Ninguno nos quiere
Juan González Febles
Era una fresca y hermosa tarde de abril de La Habana. La luz natural y los colores se combinaban para conformar una brillante policromía. Esta realzaba la belleza del lugar. Miramar estaba concebido para la belleza. Sus creadores armonizaron todo el amor de la Isla hermosa con gusto y creatividad.
Crearon un símbolo de poder y status, amable y familiar. Como una contradanza. Una pieza de melodía suave, dulce y con base rítmica fuerte y sincopada. O quizás el danzón elemental combinado, de violines y rubias violas con negros bongoes y tumbadoras.
Rudy veía Miramar como el símbolo de la burguesía vencida. Era poder, pero poder blando. Era solidez, pero cálida y familiar. Le faltaba dureza y crueldad y quizás le sobraban escrúpulos. Era puño blando al que se reconoce y no se teme. Le citaron allí como militante del Partido Comunista para una misión secretísima. No tenía idea para qué.
Pero el lugar era hermoso. Se trataba de una escuela. Una escuela construida sin tener en cuenta el odio y la envidia. Con casuarinas y muros inofensivos. Sin defensas, sin arbustos espinosos, sin cascos de botella cortantes en el borde de los muros. Sin elementos útiles para cortar o herir con el pretexto de la protección.
Rudy atravesó el portón y se unió a un grupo en que vio gente conocida. Viejos compañeros del Partido, a algunos los había conocido cuando eran jóvenes y rebeldes. Habían engordado.
Llegaban en cómodos automóviles Lada. Tenían abdomen pronunciado y grueso cuello de bienestar. Ellos tampoco sabían para qué los habían citado. No hicieron preguntas porque siempre alguien traía respuestas o en el peor de los casos, hacía nuevas preguntas.
Mientras, conversaban animadamente sobre temas y cuestiones baladíes. Cuantos hijos nacieron desde que no se veían, quienes y por qué se divorciaron. Cómo anda la salud y qué fue de Fulano, donde anda Zutano. Lo hacían al pie de una estatua de Jesús Predicador con un niño en sus brazos. No hay que olvidar que los padres rectores de esa escuela, educaron en Cristo y lo hicieron con amor.
En esta escuela preparaban a los más favorecidos. También dirigían otra escuela y en aquella preparaban a los pobres con el mismo amor y propósito. Pero estaba situada lejos de Miramar. Entre los pobres, en el lugar adecuado.
Rudy era un cuadro del Partido. No era de los más endurecidos. Siempre le decían que su origen de clase lo traicionaba. Trataba infructuosamente de ganar méritos y convertirse en un hombre de vanguardia. Pero no lo conseguía. Le faltaba algo que los grandes gurues verdeolivo definían como odio de clase. Rudy no conseguía odiar adecuadamente. Hilario lo ayudó mucho en esto. Trabajaron juntos antes. Rudy le firmó su aval junto a otros militantes, para que pasara a trabajar en la Seguridad del Estado. No habían vuelto a verse.
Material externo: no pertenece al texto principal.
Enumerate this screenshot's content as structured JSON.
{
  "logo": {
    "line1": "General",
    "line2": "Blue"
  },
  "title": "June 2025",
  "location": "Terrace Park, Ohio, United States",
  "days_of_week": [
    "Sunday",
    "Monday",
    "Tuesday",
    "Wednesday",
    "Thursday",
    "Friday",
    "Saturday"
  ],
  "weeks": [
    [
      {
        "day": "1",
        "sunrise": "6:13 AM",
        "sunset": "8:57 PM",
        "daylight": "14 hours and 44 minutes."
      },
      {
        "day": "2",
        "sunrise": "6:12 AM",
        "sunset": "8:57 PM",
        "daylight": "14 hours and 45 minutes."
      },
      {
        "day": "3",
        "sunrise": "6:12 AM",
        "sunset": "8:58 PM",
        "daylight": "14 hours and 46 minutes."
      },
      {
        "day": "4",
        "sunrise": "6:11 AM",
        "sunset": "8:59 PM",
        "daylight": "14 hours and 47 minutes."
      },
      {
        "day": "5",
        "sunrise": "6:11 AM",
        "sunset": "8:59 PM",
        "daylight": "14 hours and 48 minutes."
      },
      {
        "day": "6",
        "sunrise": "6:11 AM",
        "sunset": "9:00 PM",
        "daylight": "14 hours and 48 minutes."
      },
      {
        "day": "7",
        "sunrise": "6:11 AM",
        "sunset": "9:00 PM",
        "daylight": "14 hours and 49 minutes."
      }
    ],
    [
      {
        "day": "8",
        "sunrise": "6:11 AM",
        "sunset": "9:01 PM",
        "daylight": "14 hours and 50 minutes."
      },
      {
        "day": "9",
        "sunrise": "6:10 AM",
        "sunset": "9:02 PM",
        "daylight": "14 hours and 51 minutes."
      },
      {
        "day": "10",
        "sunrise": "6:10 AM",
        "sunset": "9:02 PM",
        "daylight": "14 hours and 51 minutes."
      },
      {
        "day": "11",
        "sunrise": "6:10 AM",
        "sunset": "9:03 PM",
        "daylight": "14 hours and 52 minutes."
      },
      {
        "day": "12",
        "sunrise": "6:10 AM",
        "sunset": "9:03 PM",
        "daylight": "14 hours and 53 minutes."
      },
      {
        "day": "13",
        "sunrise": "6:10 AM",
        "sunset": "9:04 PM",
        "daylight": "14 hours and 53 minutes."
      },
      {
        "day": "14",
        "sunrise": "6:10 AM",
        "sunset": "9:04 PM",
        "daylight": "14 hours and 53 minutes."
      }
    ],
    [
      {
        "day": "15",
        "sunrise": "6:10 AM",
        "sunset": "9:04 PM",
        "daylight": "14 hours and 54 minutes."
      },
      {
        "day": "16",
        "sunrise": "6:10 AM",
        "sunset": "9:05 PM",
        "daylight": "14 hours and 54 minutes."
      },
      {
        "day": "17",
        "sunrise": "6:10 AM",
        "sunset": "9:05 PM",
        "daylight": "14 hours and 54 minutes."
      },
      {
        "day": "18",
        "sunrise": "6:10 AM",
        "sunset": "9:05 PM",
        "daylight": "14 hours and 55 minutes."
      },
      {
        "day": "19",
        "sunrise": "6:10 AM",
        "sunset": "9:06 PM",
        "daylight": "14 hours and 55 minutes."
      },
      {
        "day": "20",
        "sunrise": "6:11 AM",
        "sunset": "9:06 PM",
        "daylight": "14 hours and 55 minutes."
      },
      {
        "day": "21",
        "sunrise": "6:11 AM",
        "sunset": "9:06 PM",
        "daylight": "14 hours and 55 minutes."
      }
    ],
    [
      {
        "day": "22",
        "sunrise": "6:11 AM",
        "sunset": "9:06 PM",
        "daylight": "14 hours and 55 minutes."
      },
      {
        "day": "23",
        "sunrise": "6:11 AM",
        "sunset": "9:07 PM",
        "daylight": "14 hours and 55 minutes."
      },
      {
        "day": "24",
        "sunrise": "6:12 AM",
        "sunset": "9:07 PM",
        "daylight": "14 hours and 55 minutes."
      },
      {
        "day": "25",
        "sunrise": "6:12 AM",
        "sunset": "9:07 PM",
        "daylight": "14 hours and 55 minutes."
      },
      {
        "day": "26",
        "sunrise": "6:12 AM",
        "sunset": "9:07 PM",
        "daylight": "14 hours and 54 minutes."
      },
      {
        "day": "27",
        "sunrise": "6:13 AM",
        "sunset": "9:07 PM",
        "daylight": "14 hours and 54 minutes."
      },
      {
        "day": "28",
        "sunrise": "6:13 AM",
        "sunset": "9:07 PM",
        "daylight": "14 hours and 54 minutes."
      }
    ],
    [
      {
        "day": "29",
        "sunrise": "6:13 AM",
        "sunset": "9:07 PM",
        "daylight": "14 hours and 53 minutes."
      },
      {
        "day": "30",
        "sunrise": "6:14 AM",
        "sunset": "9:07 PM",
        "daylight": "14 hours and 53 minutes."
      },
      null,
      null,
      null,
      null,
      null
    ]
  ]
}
El ideológico del Comité Municipal del Partido se dirigió a ellos, fue breve, casi lacónico.
-Vienen unos compañeros de la Seguridad para explicarnos la tarea. Nadie puede irse. Estén atentos- esto fue lo que dijo. Como de costumbre, nadie hizo preguntas.
Rudy se alejó y se sentó bajo una de las casuarinas. Miró para cerciorarse que no hubiera hormigas. Le preocupaban especialmente las hormigas bravas. Estas eran rojas y pequeñas. Muy agresivas. Continuaban picando, aun después que uno las aplastaba. Provocaban un ardor muy acentuado que sólo se aliviaba frotando alcohol con fuerza sobre la picada.
El sol vespertino era anaranjado y optimista. Los crepúsculos naranja son siempre optimistas. Es sol brillante pero blando, de los que estimula más que castigar. No hacía calor esa tarde de abril que alguien consideró el mes más cruel.
Los hombres de la Seguridad no se hicieron esperar. Llegaron en un auto de chapa oficial con los emblemas de su institución. A Rudy le parecía gracioso el comportamiento en público de estos hombres. Aunque sonreían en muy raras ocasiones, parecían estar representando un ballet. Tenían una conducta muy estereotipada, como si ensayaran sus apariciones en público. Era una coreografía ensayada muchas veces que repetían sin errores.
El auto en que llegaron era un Alfa Romeo al que no le cabía una antena más. Con el llegó, una camioneta abierta Mercedes Benz. Sin membretes, emblemas ni antenas.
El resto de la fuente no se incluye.